Abstract
Background: To reach the promise of age-friendly communities, more complete understandings of how participation in community occupations occurs, in place and over time, is needed.
Aim: To explore older Canadian women’s engagement in community occupations as it occurs over the lifespan and in context.
Materials and methods: Data from three selected participants were drawn from an exploration of older adults’ social connectedness in neighbourhoods, which involved an ethnographic approach involving narrative interviews, go-along interviews, and activity tracking and follow-up interviews. A transactional lens oriented analysis, considering occupation in place, over time. Analysis involved identifying key storylines and themes and drew on conceptualizations of transition and continuity.

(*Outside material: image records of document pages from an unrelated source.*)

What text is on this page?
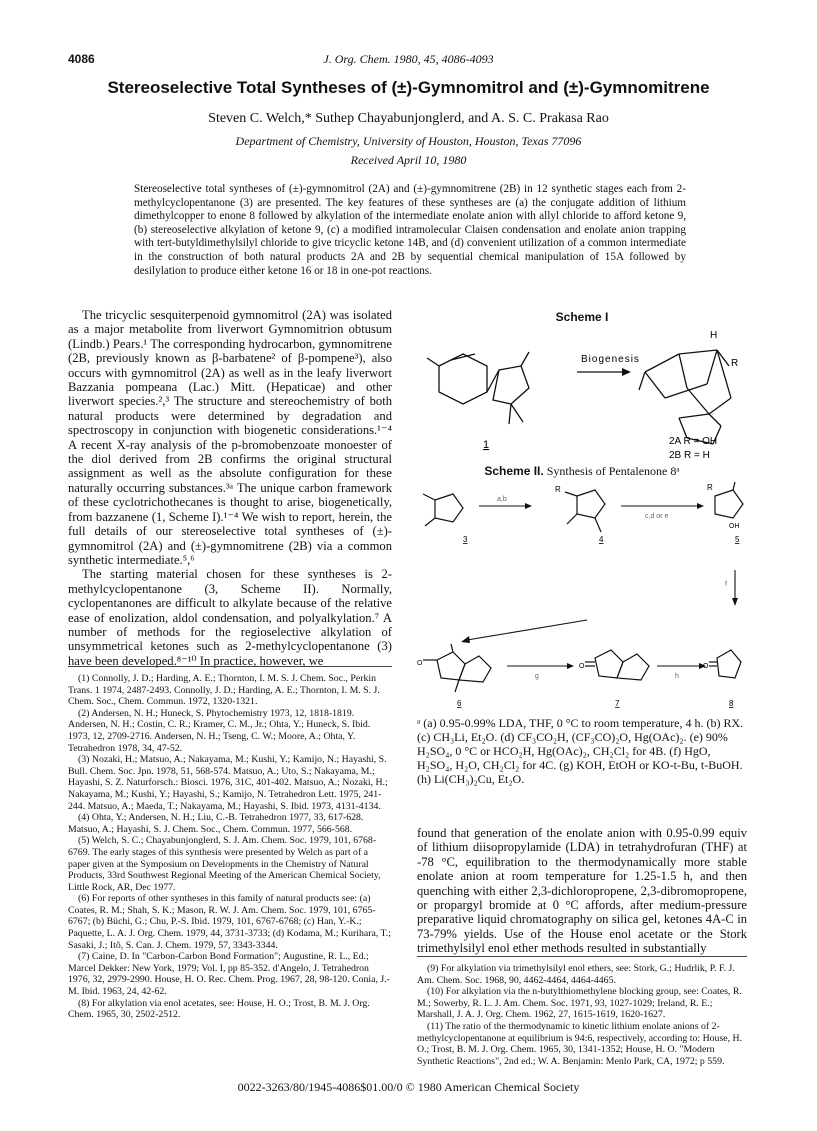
4086	J. Org. Chem. 1980, 45, 4086-4093
Stereoselective Total Syntheses of (±)-Gymnomitrol and (±)-Gymnomitrene
Steven C. Welch,* Suthep Chayabunjonglerd, and A. S. C. Prakasa Rao
Department of Chemistry, University of Houston, Houston, Texas 77096
Received April 10, 1980
Stereoselective total syntheses of (±)-gymnomitrol (2A) and (±)-gymnomitrene (2B) in 12 synthetic stages each from 2-methylcyclopentanone (3) are presented. The key features of these syntheses are (a) the conjugate addition of lithium dimethylcopper to enone 8 followed by alkylation of the intermediate enolate anion with allyl chloride to afford ketone 9, (b) stereoselective alkylation of ketone 9, (c) a modified intramolecular Claisen condensation and enolate anion trapping with tert-butyldimethylsilyl chloride to give tricyclic ketone 14B, and (d) convenient utilization of a common intermediate in the construction of both natural products 2A and 2B by sequential chemical manipulation of 15A followed by desilylation to produce either ketone 16 or 18 in one-pot reactions.

The tricyclic sesquiterpenoid gymnomitrol (2A) was isolated as a major metabolite from liverwort Gymnomitrion obtusum (Lindb.) Pears.¹ The corresponding hydrocarbon, gymnomitrene (2B, previously known as β-barbatene² of β-pompene³), also occurs with gymnomitrol (2A) as well as in the leafy liverwort Bazzania pompeana (Lac.) Mitt. (Hepaticae) and other liverwort species.²,³ The structure and stereochemistry of both natural products were determined by degradation and spectroscopy in conjunction with biogenetic considerations.¹⁻⁴ A recent X-ray analysis of the p-bromobenzoate monoester of the diol derived from 2B confirms the original structural assignment as well as the absolute configuration for these naturally occurring substances.³ᵃ The unique carbon framework of these cyclotrichothecanes is thought to arise, biogenetically, from bazzanene (1, Scheme I).¹⁻⁴ We wish to report, herein, the full details of our stereoselective total syntheses of (±)-gymnomitrol (2A) and (±)-gymnomitrene (2B) via a common synthetic intermediate.⁵,⁶

The starting material chosen for these syntheses is 2-methylcyclopentanone (3, Scheme II). Normally, cyclopentanones are difficult to alkylate because of the relative ease of enolization, aldol condensation, and polyalkylation.⁷ A number of methods for the regioselective alkylation of unsymmetrical ketones such as 2-methylcyclopentanone (3) have been developed.⁸⁻¹⁰ In practice, however, we

(1) Connolly, J. D.; Harding, A. E.; Thornton, I. M. S. J. Chem. Soc., Perkin Trans. 1 1974, 2487-2493. Connolly, J. D.; Harding, A. E.; Thornton, I. M. S. J. Chem. Soc., Chem. Commun. 1972, 1320-1321.
(2) Andersen, N. H.; Huneck, S. Phytochemistry 1973, 12, 1818-1819. Andersen, N. H.; Costin, C. R.; Kramer, C. M., Jr.; Ohta, Y.; Huneck, S. Ibid. 1973, 12, 2709-2716. Andersen, N. H.; Tseng, C. W.; Moore, A.; Ohta, Y. Tetrahedron 1978, 34, 47-52.
(3) Nozaki, H.; Matsuo, A.; Nakayama, M.; Kushi, Y.; Kamijo, N.; Hayashi, S. Bull. Chem. Soc. Jpn. 1978, 51, 568-574. Matsuo, A.; Uto, S.; Nakayama, M.; Hayashi, S. Z. Naturforsch.: Biosci. 1976, 31C, 401-402. Matsuo, A.; Nozaki, H.; Nakayama, M.; Kushi, Y.; Hayashi, S.; Kamijo, N. Tetrahedron Lett. 1975, 241-244. Matsuo, A.; Maeda, T.; Nakayama, M.; Hayashi, S. Ibid. 1973, 4131-4134.
(4) Ohta, Y.; Andersen, N. H.; Liu, C.-B. Tetrahedron 1977, 33, 617-628. Matsuo, A.; Hayashi, S. J. Chem. Soc., Chem. Commun. 1977, 566-568.
(5) Welch, S. C.; Chayabunjonglerd, S. J. Am. Chem. Soc. 1979, 101, 6768-6769. The early stages of this synthesis were presented by Welch as part of a paper given at the Symposium on Developments in the Chemistry of Natural Products, 33rd Southwest Regional Meeting of the American Chemical Society, Little Rock, AR, Dec 1977.
(6) For reports of other syntheses in this family of natural products see: (a) Coates, R. M.; Shah, S. K.; Mason, R. W. J. Am. Chem. Soc. 1979, 101, 6765-6767; (b) Büchi, G.; Chu, P.-S. Ibid. 1979, 101, 6767-6768; (c) Han, Y.-K.; Paquette, L. A. J. Org. Chem. 1979, 44, 3731-3733; (d) Kodama, M.; Kurihara, T.; Sasaki, J.; Itô, S. Can. J. Chem. 1979, 57, 3343-3344.
(7) Caine, D. In "Carbon-Carbon Bond Formation"; Augustine, R. L., Ed.; Marcel Dekker: New York, 1979; Vol. I, pp 85-352. d'Angelo, J. Tetrahedron 1976, 32, 2979-2990. House, H. O. Rec. Chem. Prog. 1967, 28, 98-120. Conia, J.-M. Ibid. 1963, 24, 42-62.
(8) For alkylation via enol acetates, see: House, H. O.; Trost, B. M. J. Org. Chem. 1965, 30, 2502-2512.
Scheme I
Biogenesis
H
R
1	2A R = OH
2B R = H
Scheme II. Synthesis of Pentalenone 8ᵃ
a,b
R
c,d or e
R
OH
3	4	5
f
O
g
O
h
O
6	7	8
ᵃ (a) 0.95-0.99% LDA, THF, 0 °C to room temperature, 4 h. (b) RX. (c) CH₃Li, Et₂O. (d) CF₃CO₂H, (CF₃CO)₂O, Hg(OAc)₂. (e) 90% H₂SO₄, 0 °C or HCO₂H, Hg(OAc)₂, CH₂Cl₂ for 4B. (f) HgO, H₂SO₄, H₂O, CH₂Cl₂ for 4C. (g) KOH, EtOH or KO-t-Bu, t-BuOH. (h) Li(CH₃)₂Cu, Et₂O.
found that generation of the enolate anion with 0.95-0.99 equiv of lithium diisopropylamide (LDA) in tetrahydrofuran (THF) at -78 °C, equilibration to the thermodynamically more stable enolate anion at room temperature for 1.25-1.5 h, and then quenching with either 2,3-dichloropropene, 2,3-dibromopropene, or propargyl bromide at 0 °C affords, after medium-pressure preparative liquid chromatography on silica gel, ketones 4A-C in 73-79% yields. Use of the House enol acetate or the Stork trimethylsilyl enol ether methods resulted in substantially
(9) For alkylation via trimethylsilyl enol ethers, see: Stork, G.; Hudrlik, P. F. J. Am. Chem. Soc. 1968, 90, 4462-4464, 4464-4465.
(10) For alkylation via the n-butylthiomethylene blocking group, see: Coates, R. M.; Sowerby, R. L. J. Am. Chem. Soc. 1971, 93, 1027-1029; Ireland, R. E.; Marshall, J. A. J. Org. Chem. 1962, 27, 1615-1619, 1620-1627.
(11) The ratio of the thermodynamic to kinetic lithium enolate anions of 2-methylcyclopentanone at equilibrium is 94:6, respectively, according to: House, H. O.; Trost, B. M. J. Org. Chem. 1965, 30, 1341-1352; House, H. O. "Modern Synthetic Reactions", 2nd ed.; W. A. Benjamin: Menlo Park, CA, 1972; p 559.
0022-3263/80/1945-4086$01.00/0 © 1980 American Chemical Society
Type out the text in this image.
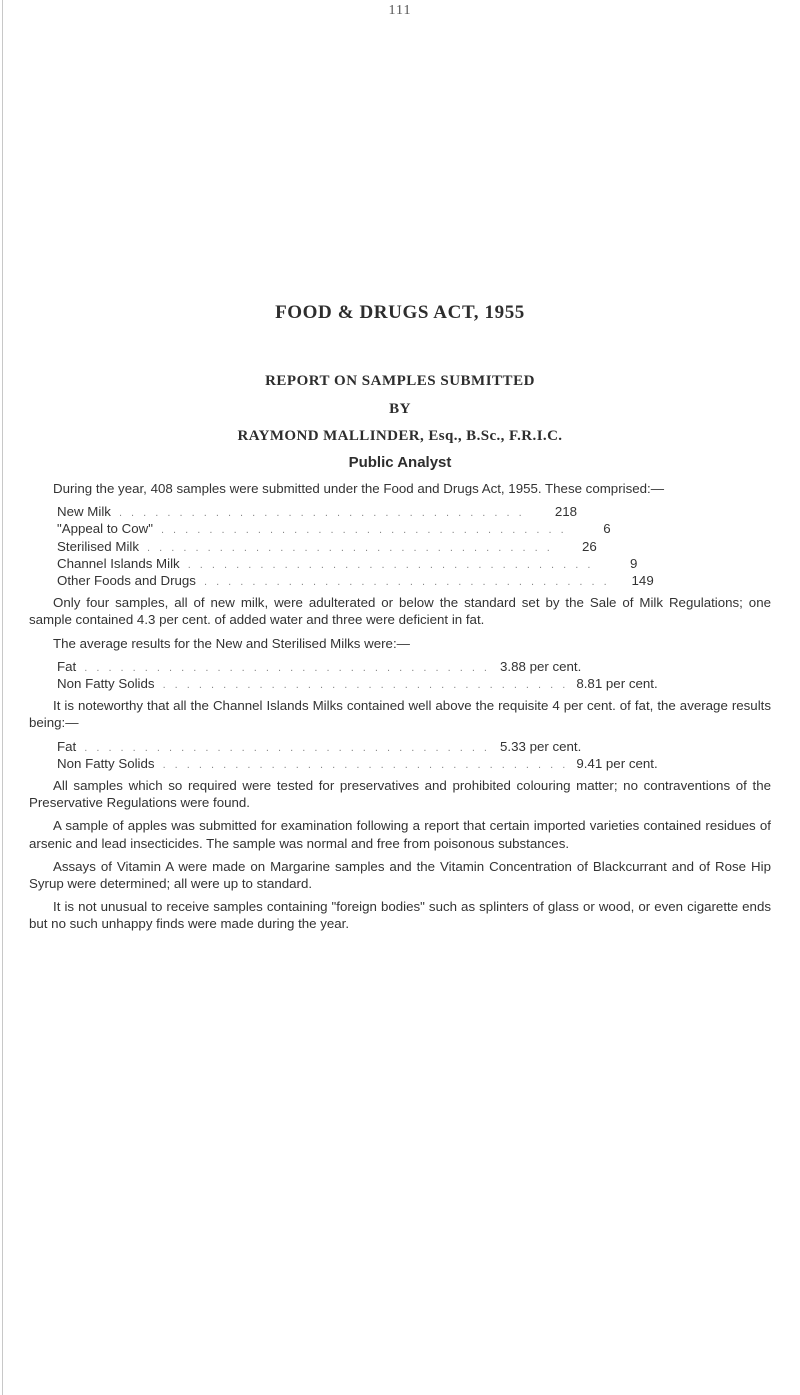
111
FOOD & DRUGS ACT, 1955
REPORT ON SAMPLES SUBMITTED
BY
RAYMOND MALLINDER, Esq., B.Sc., F.R.I.C.
Public Analyst

During the year, 408 samples were submitted under the Food and Drugs Act, 1955. These comprised:—

New Milk . . . . . . . . . . . . . . . . . . . . . . . . . . . . . . . . . .	218
"Appeal to Cow" . . . . . . . . . . . . . . . . . . . . . . . . . . . . . . . . . .	6
Sterilised Milk . . . . . . . . . . . . . . . . . . . . . . . . . . . . . . . . . .	26
Channel Islands Milk . . . . . . . . . . . . . . . . . . . . . . . . . . . . . . . . . .	9
Other Foods and Drugs . . . . . . . . . . . . . . . . . . . . . . . . . . . . . . . . . .	149

Only four samples, all of new milk, were adulterated or below the standard set by the Sale of Milk Regulations; one sample contained 4.3 per cent. of added water and three were deficient in fat.

The average results for the New and Sterilised Milks were:—

Fat . . . . . . . . . . . . . . . . . . . . . . . . . . . . . . . . . . 3.88 per cent.
Non Fatty Solids . . . . . . . . . . . . . . . . . . . . . . . . . . . . . . . . . . 8.81 per cent.

It is noteworthy that all the Channel Islands Milks contained well above the requisite 4 per cent. of fat, the average results being:—

Fat . . . . . . . . . . . . . . . . . . . . . . . . . . . . . . . . . . 5.33 per cent.
Non Fatty Solids . . . . . . . . . . . . . . . . . . . . . . . . . . . . . . . . . . 9.41 per cent.

All samples which so required were tested for preservatives and prohibited colouring matter; no contraventions of the Preservative Regulations were found.

A sample of apples was submitted for examination following a report that certain imported varieties contained residues of arsenic and lead insecticides. The sample was normal and free from poisonous substances.

Assays of Vitamin A were made on Margarine samples and the Vitamin Concentration of Blackcurrant and of Rose Hip Syrup were determined; all were up to standard.

It is not unusual to receive samples containing "foreign bodies" such as splinters of glass or wood, or even cigarette ends but no such unhappy finds were made during the year.
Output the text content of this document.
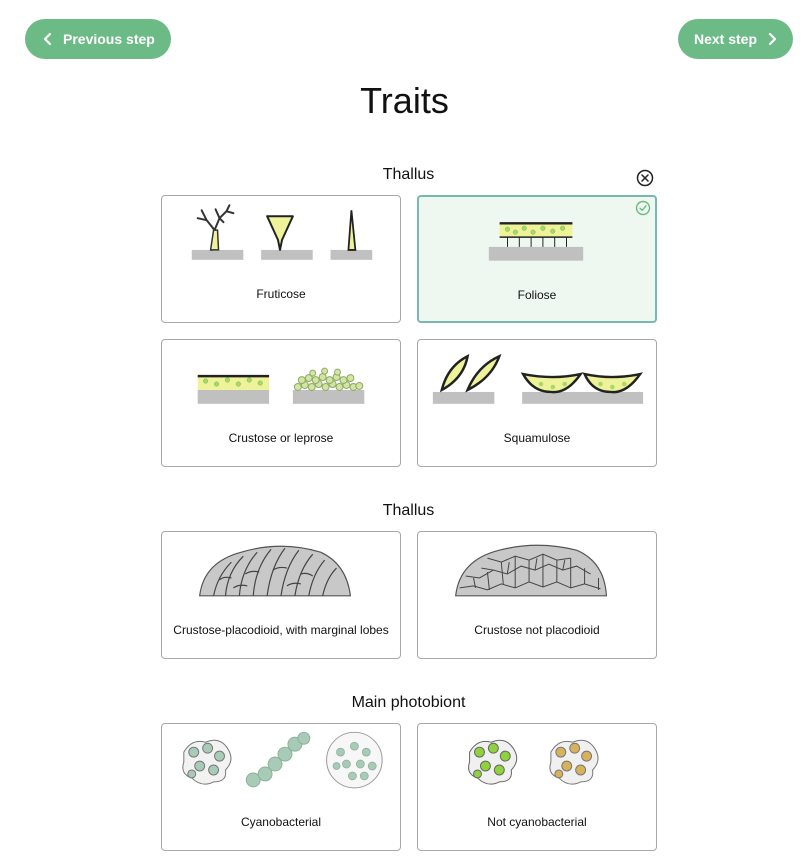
Previous step	Next step
Traits
Thallus
Fruticose	Foliose
Crustose or leprose	Squamulose
Thallus
Crustose-placodioid, with marginal lobes	Crustose not placodioid
Main photobiont
Cyanobacterial	Not cyanobacterial
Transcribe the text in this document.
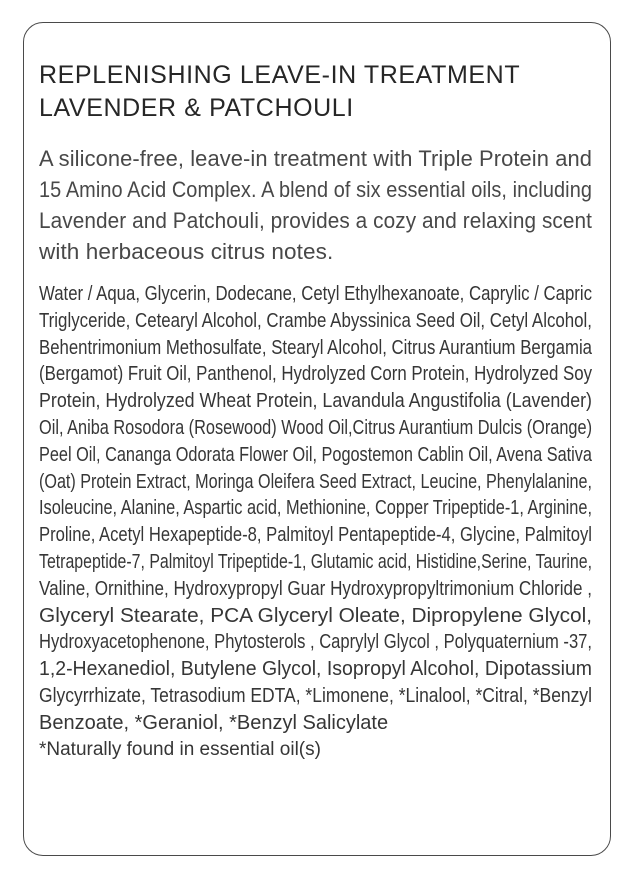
REPLENISHING LEAVE-IN TREATMENT
LAVENDER & PATCHOULI
A silicone-free, leave-in treatment with Triple Protein and
15 Amino Acid Complex. A blend of six essential oils, including
Lavender and Patchouli, provides a cozy and relaxing scent
with herbaceous citrus notes.
Water / Aqua, Glycerin, Dodecane, Cetyl Ethylhexanoate, Caprylic / Capric
Triglyceride, Cetearyl Alcohol, Crambe Abyssinica Seed Oil, Cetyl Alcohol,
Behentrimonium Methosulfate, Stearyl Alcohol, Citrus Aurantium Bergamia
(Bergamot) Fruit Oil, Panthenol, Hydrolyzed Corn Protein, Hydrolyzed Soy
Protein, Hydrolyzed Wheat Protein, Lavandula Angustifolia (Lavender)
Oil, Aniba Rosodora (Rosewood) Wood Oil,Citrus Aurantium Dulcis (Orange)
Peel Oil, Cananga Odorata Flower Oil, Pogostemon Cablin Oil, Avena Sativa
(Oat) Protein Extract, Moringa Oleifera Seed Extract, Leucine, Phenylalanine,
Isoleucine, Alanine, Aspartic acid, Methionine, Copper Tripeptide-1, Arginine,
Proline, Acetyl Hexapeptide-8, Palmitoyl Pentapeptide-4, Glycine, Palmitoyl
Tetrapeptide-7, Palmitoyl Tripeptide-1, Glutamic acid, Histidine,Serine, Taurine,
Valine, Ornithine, Hydroxypropyl Guar Hydroxypropyltrimonium Chloride ,
Glyceryl Stearate, PCA Glyceryl Oleate, Dipropylene Glycol,
Hydroxyacetophenone, Phytosterols , Caprylyl Glycol , Polyquaternium -37,
1,2-Hexanediol, Butylene Glycol, Isopropyl Alcohol, Dipotassium
Glycyrrhizate, Tetrasodium EDTA, *Limonene, *Linalool, *Citral, *Benzyl
Benzoate, *Geraniol, *Benzyl Salicylate
*Naturally found in essential oil(s)
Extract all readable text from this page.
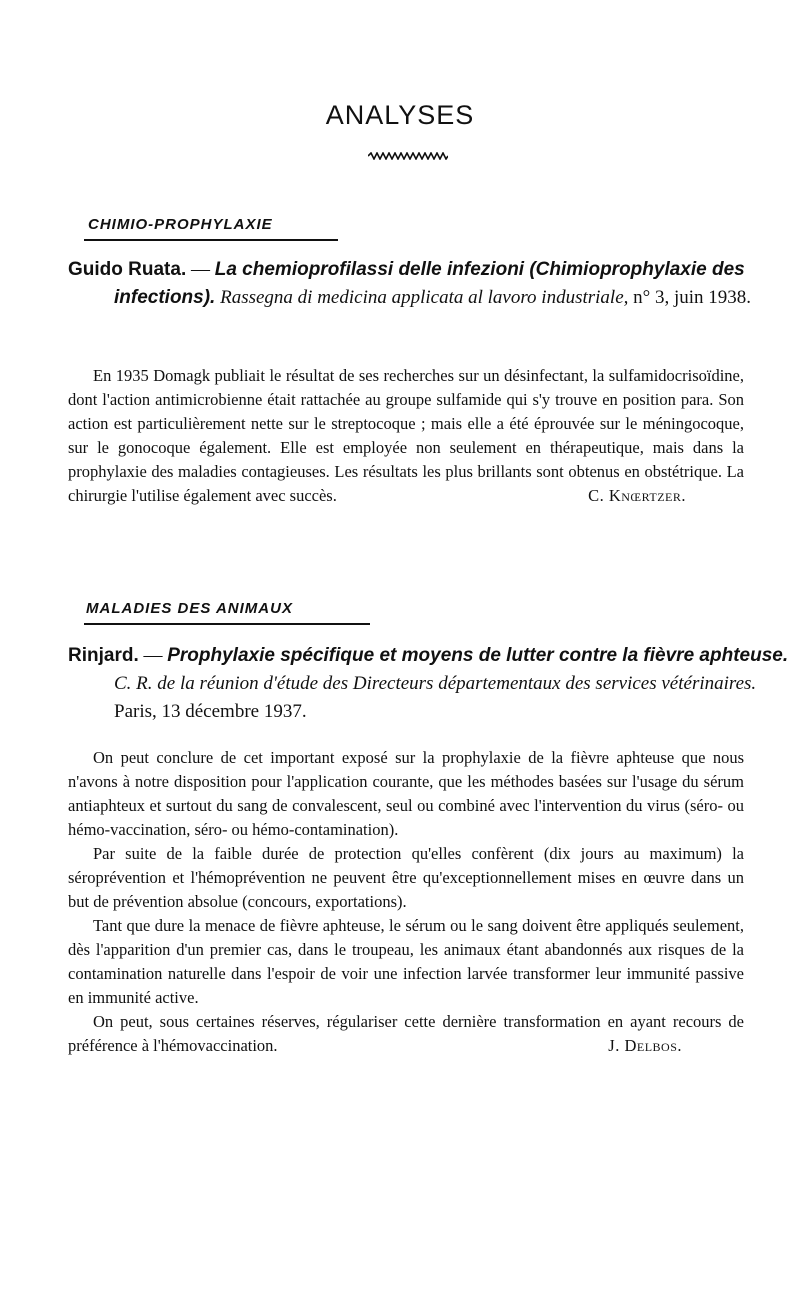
ANALYSES
CHIMIO-PROPHYLAXIE
Guido Ruata. — La chemioprofilassi delle infezioni (Chimioprophylaxie des infections). Rassegna di medicina applicata al lavoro industriale, n° 3, juin 1938.

En 1935 Domagk publiait le résultat de ses recherches sur un désinfectant, la sulfamidocrisoïdine, dont l'action antimicrobienne était rattachée au groupe sulfamide qui s'y trouve en position para. Son action est particulièrement nette sur le streptocoque ; mais elle a été éprouvée sur le méningocoque, sur le gonocoque également. Elle est employée non seulement en thérapeutique, mais dans la prophylaxie des maladies contagieuses. Les résultats les plus brillants sont obtenus en obstétrique. La chirurgie l'utilise également avec succès.	C. Knœrtzer.
MALADIES DES ANIMAUX
Rinjard. — Prophylaxie spécifique et moyens de lutter contre la fièvre aphteuse. C. R. de la réunion d'étude des Directeurs départementaux des services vétérinaires. Paris, 13 décembre 1937.

On peut conclure de cet important exposé sur la prophylaxie de la fièvre aphteuse que nous n'avons à notre disposition pour l'application courante, que les méthodes basées sur l'usage du sérum antiaphteux et surtout du sang de convalescent, seul ou combiné avec l'intervention du virus (séro- ou hémo-vaccination, séro- ou hémo-contamination).

Par suite de la faible durée de protection qu'elles confèrent (dix jours au maximum) la séroprévention et l'hémoprévention ne peuvent être qu'exceptionnellement mises en œuvre dans un but de prévention absolue (concours, exportations).

Tant que dure la menace de fièvre aphteuse, le sérum ou le sang doivent être appliqués seulement, dès l'apparition d'un premier cas, dans le troupeau, les animaux étant abandonnés aux risques de la contamination naturelle dans l'espoir de voir une infection larvée transformer leur immunité passive en immunité active.

On peut, sous certaines réserves, régulariser cette dernière transformation en ayant recours de préférence à l'hémovaccination.	J. Delbos.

Results: The participants’ stories revolved around two themes: continuity within leisure over time and social engagement as a work in progress. The participants demonstrated differing patterns of achieving continuity within leisure and worked to maintain social engagement in the face of continually evolving social networks.
Conclusions and significance: Findings enhance understandings of transition, continuity and the transactions between person and place that shape leisure and social engagement over time. Occupational therapists can consider community occupations from a transactional lens within services and policy to better support older women’s participation and inclusion in neighbourhoods.
Acknowledgements
The author gratefully acknowledges the time the three women provided to participate in this study.
Disclosure statement
No potential conflict of interest was reported by the authors.